I was also troubled by what I saw as a disparity in SEPTA’s planned cuts — the brunt of the service changes seemed to fall heaviest on neighborhoods predominantly made up of people of color and those with low incomes, while riders of Regional Rail lines — who are typically white and have higher incomes — emerged relatively unscathed.
So, joined by two other public transit users, I sued SEPTA to reverse the cuts and help protect city riders.
Our suit alleged that SEPTA’s cuts were part of a political strategy that entailed needlessly making riders suffer in order to pressure the majority-Republican state Senate to pass a long-term funding bill. (The lawyer who filed the suit, George Bochetto, is a Republican.)
“SEPTA is using the safety and economic well-being of an entire region — SEPTA’s riders — as pawns,” our suit read. “The game is as simple as it is dangerous: concoct a fiscal crisis with a proposed budget full of false narratives and outright lies to the public, falsely claim SEPTA has no choice other than to implement drastic cuts to public transit services which millions of riders rely upon and an entire region utilizes as an economic engine, and then point to the legislators in Harrisburg as the villains who refuse to succumb to SEPTA’s desperate needs for increased funding.
“The problem is there is no fiscal crisis. SEPTA is making it up.”
In the Common Pleas Courtroom of Judge Sierra Thomas-Street last month, SEPTA officials acknowledged that some of their earlier statements had been contradictory.
SEPTA General Manager Scott A. Sauer, who for months repeated a claim that SEPTA was legally required to pass a balanced budget, acknowledged under oath that, in fact, there is no law or PennDot requirement that prohibits SEPTA from using available accounts for stopgap funding.
“We were saying that early on in the process,” Sauer testified regarding his comments about balanced budgets. “That was our understanding at the time. I have been since corrected in the spring.”
After hearing the SEPTA officials’ testimony, the judge ordered SEPTA to restore service and to stop all future cuts.
As is the usual practice in Common Pleas Court, Judge Thomas-Street’s decision was not accompanied by a written opinion that addressed the central claims in our suit. Nevertheless, it’s clear none of the cuts were required, despite SEPTA’s repeated claims that it had no choice.
Given SEPTA’s repeated, inconsistent public statements, it is hard to believe it could not have anticipated the devastation that service cuts would bring. Few challenged SEPTA’s unnecessarily dire fiscal narrative, a narrative that was repeated by elected officials, reporters, and editorial boards.
Yet, the unquestioning acceptance of SEPTA’s claims continues. SEPTA said it had a “structural deficit” of $213 million that it could close only by cutting service and raising fares. SEPTA is now getting an infusion of nearly $400 million, but fare hikes are still on the table.
The unquestioning acceptance of SEPTA’s claims continues.

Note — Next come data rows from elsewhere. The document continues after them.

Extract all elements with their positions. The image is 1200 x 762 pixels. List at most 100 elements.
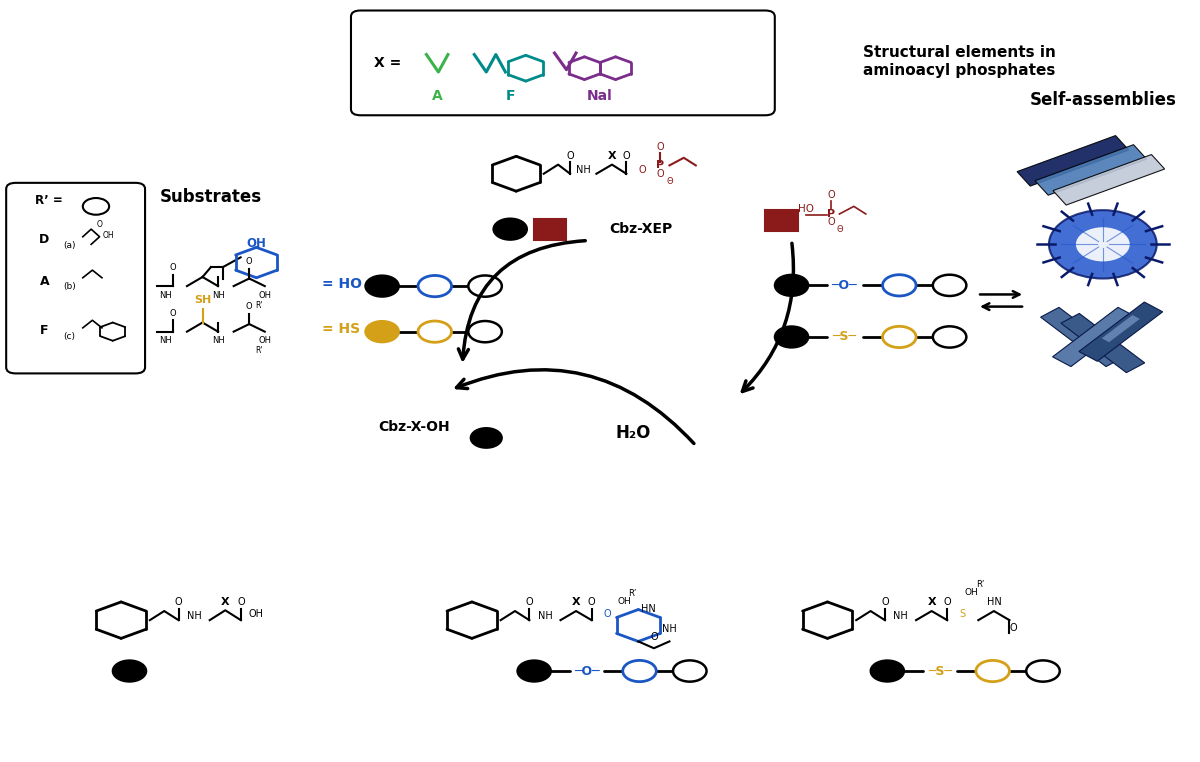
Text: HN: HN <box>986 597 1001 607</box>
Circle shape <box>882 275 916 296</box>
Circle shape <box>882 326 916 347</box>
Text: O: O <box>656 168 664 179</box>
Bar <box>534 219 566 240</box>
Text: NH: NH <box>160 291 172 299</box>
Text: ─O─: ─O─ <box>832 279 857 292</box>
Text: OH: OH <box>258 336 271 345</box>
Circle shape <box>517 661 551 682</box>
Text: O: O <box>169 264 176 272</box>
Polygon shape <box>1102 315 1140 342</box>
Text: O: O <box>638 165 646 175</box>
Text: SH: SH <box>194 295 211 305</box>
Text: Substrates: Substrates <box>160 188 262 207</box>
Text: X: X <box>928 597 936 607</box>
Text: O: O <box>827 190 835 200</box>
Text: NH: NH <box>893 611 908 621</box>
Circle shape <box>775 326 809 347</box>
Text: OH: OH <box>102 231 114 240</box>
Circle shape <box>932 326 966 347</box>
Text: (c): (c) <box>64 332 76 341</box>
Text: X =: X = <box>374 56 402 70</box>
Circle shape <box>870 661 904 682</box>
Text: (b): (b) <box>64 283 76 291</box>
Text: X: X <box>607 151 617 161</box>
Text: O: O <box>238 597 245 607</box>
Text: Ṙ': Ṙ' <box>256 300 263 309</box>
Polygon shape <box>1040 307 1124 367</box>
Ellipse shape <box>1049 210 1157 278</box>
Text: P: P <box>655 160 664 171</box>
Text: O: O <box>604 609 611 619</box>
Text: Θ: Θ <box>836 225 842 234</box>
Text: O: O <box>169 309 176 318</box>
Circle shape <box>976 661 1009 682</box>
Text: NH: NH <box>662 624 677 634</box>
Circle shape <box>470 428 502 448</box>
Text: R’ =: R’ = <box>36 194 64 207</box>
Text: ─O─: ─O─ <box>574 664 600 677</box>
Text: O: O <box>175 597 182 607</box>
Text: O: O <box>943 597 952 607</box>
Text: Cbz-X-OH: Cbz-X-OH <box>378 420 450 434</box>
Text: F: F <box>41 325 49 338</box>
Circle shape <box>418 321 451 342</box>
Text: O: O <box>656 142 664 152</box>
Text: D: D <box>40 233 49 246</box>
Text: = HS: = HS <box>323 322 360 336</box>
Text: OH: OH <box>258 291 271 299</box>
Text: HO: HO <box>798 204 814 214</box>
Text: Structural elements in
aminoacyl phosphates: Structural elements in aminoacyl phospha… <box>863 45 1056 78</box>
Text: = HO: = HO <box>323 277 362 291</box>
Polygon shape <box>1079 302 1163 361</box>
Circle shape <box>365 276 398 296</box>
Circle shape <box>468 321 502 342</box>
Text: Nal: Nal <box>587 88 613 103</box>
Text: O: O <box>566 151 574 161</box>
Text: HN: HN <box>641 604 655 613</box>
Text: NH: NH <box>187 611 202 621</box>
Text: R’: R’ <box>977 580 985 589</box>
Text: O: O <box>881 597 889 607</box>
Text: OH: OH <box>617 597 631 606</box>
Text: NH: NH <box>211 336 224 345</box>
Text: NH: NH <box>211 291 224 299</box>
Text: NH: NH <box>160 336 172 345</box>
Text: O: O <box>1009 623 1016 632</box>
Text: (a): (a) <box>64 241 76 250</box>
Text: Self-assemblies: Self-assemblies <box>1030 91 1176 109</box>
Text: F: F <box>505 88 515 103</box>
Text: R’: R’ <box>628 589 636 598</box>
Circle shape <box>468 276 502 296</box>
Circle shape <box>418 276 451 296</box>
Ellipse shape <box>1076 227 1129 261</box>
FancyBboxPatch shape <box>6 183 145 373</box>
Polygon shape <box>1018 136 1129 186</box>
Text: O: O <box>97 220 102 229</box>
Text: ─S─: ─S─ <box>833 331 857 344</box>
Text: O: O <box>246 302 252 311</box>
FancyBboxPatch shape <box>350 11 775 115</box>
Text: X: X <box>571 597 581 607</box>
Text: O: O <box>588 597 595 607</box>
Text: O: O <box>827 216 835 226</box>
Text: OH: OH <box>248 609 264 619</box>
Text: Cbz-XEP: Cbz-XEP <box>610 223 673 236</box>
Text: O: O <box>526 597 533 607</box>
Text: A: A <box>432 88 443 103</box>
Text: NH: NH <box>538 611 552 621</box>
Text: H₂O: H₂O <box>616 424 652 442</box>
Text: OH: OH <box>246 237 266 250</box>
Circle shape <box>493 219 527 240</box>
Text: NH: NH <box>576 165 590 175</box>
Text: O: O <box>650 632 658 642</box>
Text: Θ: Θ <box>666 177 673 186</box>
Text: O: O <box>623 151 630 161</box>
Bar <box>766 210 798 231</box>
Polygon shape <box>1036 145 1147 195</box>
Text: P: P <box>827 209 835 219</box>
Text: ─S─: ─S─ <box>928 664 952 677</box>
Circle shape <box>83 198 109 215</box>
Circle shape <box>932 275 966 296</box>
Polygon shape <box>1052 155 1165 205</box>
Circle shape <box>113 661 146 682</box>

State Sen. Vincent Hughes has been among the few voices demanding SEPTA stop the fare hikes. Scant other elected officials have asked why, if the agency has already received more money than it needed for this year, must it raise fares by another 21.5%, just after a 9% increase nine months ago?
Mayor Cherelle L. Parker and all the members of City Council should stand with Hughes and his demand for a rollback of the 21.5% fare hike.
While SEPTA will need more money and a permanent funding stream in the years ahead, it should not ever be allowed to leverage possible cuts to the system to achieve this needed goal.
We must all continue to hold SEPTA accountable for its fiscal management, its doublespeak, and its conflicting public statements. We must also ensure SEPTA never takes city riders to the brink of losing this vital public service again.
Lance Haver, a former director of consumer affairs for the city of Philadelphia, has been an advocate for consumers in the city for four decades.